UNITY — Matthew Chatfield will lead an exploration of Maine’s reptiles and amphibians, incorporating museum specimens and colorful slides, at 6:30 p.m. Wednesday, March 8, at Sebasticook Regional Land Trust office, 93 Main St. Chatfield teaches ecology and conservation biology at Unity College and has a special interest in herpetology, the study of reptiles and amphibians.

The talk is part of the land trust’s free monthly speaker series, “Restoring Connections to Place,” featuring a variety of conservation topics of interest to Maine.

Other speakers:

• The 47-mile Hills-to-Sea Trail, expected to open this spring, will be the topic Wednesday, April 12.

Buck O’Herin and Tom Mullin of the Waldo County Trails Coalition will talk about the new footpath from Unity to Belfast. The western section from Unity to Frye Mountain in Montville has been open since June 2016, and the eastern side is just miles away from completion.

• Ecologist Aleta McKeage, of Belfast, will focus on invasive plants, one of the primary threats to environmental health faced today, on Wednesday, May 10.

Invasive plants take over natural areas, crowding out native species and changing wildlife habitats. Participants can learn which plants present the worst problems in the area, how to identify them, what they do to the ecosystem, and how to control them.

Striking examples of invasive plant infestations will be observed as well as successful control management that is being employed to combat invasive plants locally. McKeage specializes in land stewardship and restoration integrated with outreach and community building. She is an expert in invasive plant biology and control and restoration of native plant communities in natural areas as well as human-influenced landscapes.

• “Lessons from Avian Haven Wild Bird Rehabilitation Center: A Citizen’s Guide to Helping the Birds of Maine,” will be the subject on Wednesday, June 14.

Laura Suomi-Lecker, education and outreach coordinator, will discuss common reasons why birds are admitted to Avian Haven Wild Bird Rehabilitation Center in Freedom and what citizens can do to help local birds.
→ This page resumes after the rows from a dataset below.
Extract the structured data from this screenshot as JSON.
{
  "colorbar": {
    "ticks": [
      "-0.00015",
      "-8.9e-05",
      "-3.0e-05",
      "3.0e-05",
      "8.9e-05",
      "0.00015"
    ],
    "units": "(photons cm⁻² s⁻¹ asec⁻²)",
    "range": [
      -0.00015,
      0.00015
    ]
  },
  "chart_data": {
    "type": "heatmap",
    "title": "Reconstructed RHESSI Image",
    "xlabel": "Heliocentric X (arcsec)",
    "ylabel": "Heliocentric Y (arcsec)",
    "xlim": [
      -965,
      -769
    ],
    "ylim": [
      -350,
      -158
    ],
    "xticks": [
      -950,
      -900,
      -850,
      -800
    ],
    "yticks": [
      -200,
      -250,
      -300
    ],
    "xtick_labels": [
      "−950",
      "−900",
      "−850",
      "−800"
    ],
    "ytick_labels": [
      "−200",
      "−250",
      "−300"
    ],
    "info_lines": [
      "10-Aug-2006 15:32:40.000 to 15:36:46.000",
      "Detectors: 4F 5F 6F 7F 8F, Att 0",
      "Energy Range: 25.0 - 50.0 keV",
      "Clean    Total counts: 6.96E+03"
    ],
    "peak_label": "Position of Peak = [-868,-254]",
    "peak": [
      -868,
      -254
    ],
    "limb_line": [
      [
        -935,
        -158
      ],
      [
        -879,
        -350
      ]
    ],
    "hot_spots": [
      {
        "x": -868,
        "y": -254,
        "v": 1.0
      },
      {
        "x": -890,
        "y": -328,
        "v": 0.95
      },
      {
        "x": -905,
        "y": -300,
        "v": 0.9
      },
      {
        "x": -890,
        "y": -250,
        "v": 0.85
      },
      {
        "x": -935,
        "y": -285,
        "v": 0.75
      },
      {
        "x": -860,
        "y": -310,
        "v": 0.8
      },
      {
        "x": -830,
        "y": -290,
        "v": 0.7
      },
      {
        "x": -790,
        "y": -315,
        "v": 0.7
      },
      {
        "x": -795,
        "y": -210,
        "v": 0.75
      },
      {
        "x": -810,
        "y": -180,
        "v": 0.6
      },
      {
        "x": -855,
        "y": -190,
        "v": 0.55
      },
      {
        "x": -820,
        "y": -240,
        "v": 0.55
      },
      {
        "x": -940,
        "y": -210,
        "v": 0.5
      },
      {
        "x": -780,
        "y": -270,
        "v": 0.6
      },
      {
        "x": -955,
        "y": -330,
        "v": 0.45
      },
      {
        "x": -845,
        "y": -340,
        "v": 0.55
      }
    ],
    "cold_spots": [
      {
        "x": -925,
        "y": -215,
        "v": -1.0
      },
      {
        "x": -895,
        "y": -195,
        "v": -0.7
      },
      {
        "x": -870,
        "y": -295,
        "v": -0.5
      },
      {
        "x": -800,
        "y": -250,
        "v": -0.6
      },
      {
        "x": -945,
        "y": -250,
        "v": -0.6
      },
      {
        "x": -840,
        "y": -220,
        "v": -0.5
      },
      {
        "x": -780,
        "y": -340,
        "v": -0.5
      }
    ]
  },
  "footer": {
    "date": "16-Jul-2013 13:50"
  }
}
The facilities and recent cases will be discussed. 2016 admissions include orphaned and injured eagles, owls, hawks, water birds, including gannets, loons, guillemots, petrels, and ducks and many species of songbirds.

Suomi-Lecker is the education and outreach coordinator and long-time volunteer with Avian Haven and also the technical director at Somerset County Soil and Water Conservation District, where she does a variety of bird-related education and outreach.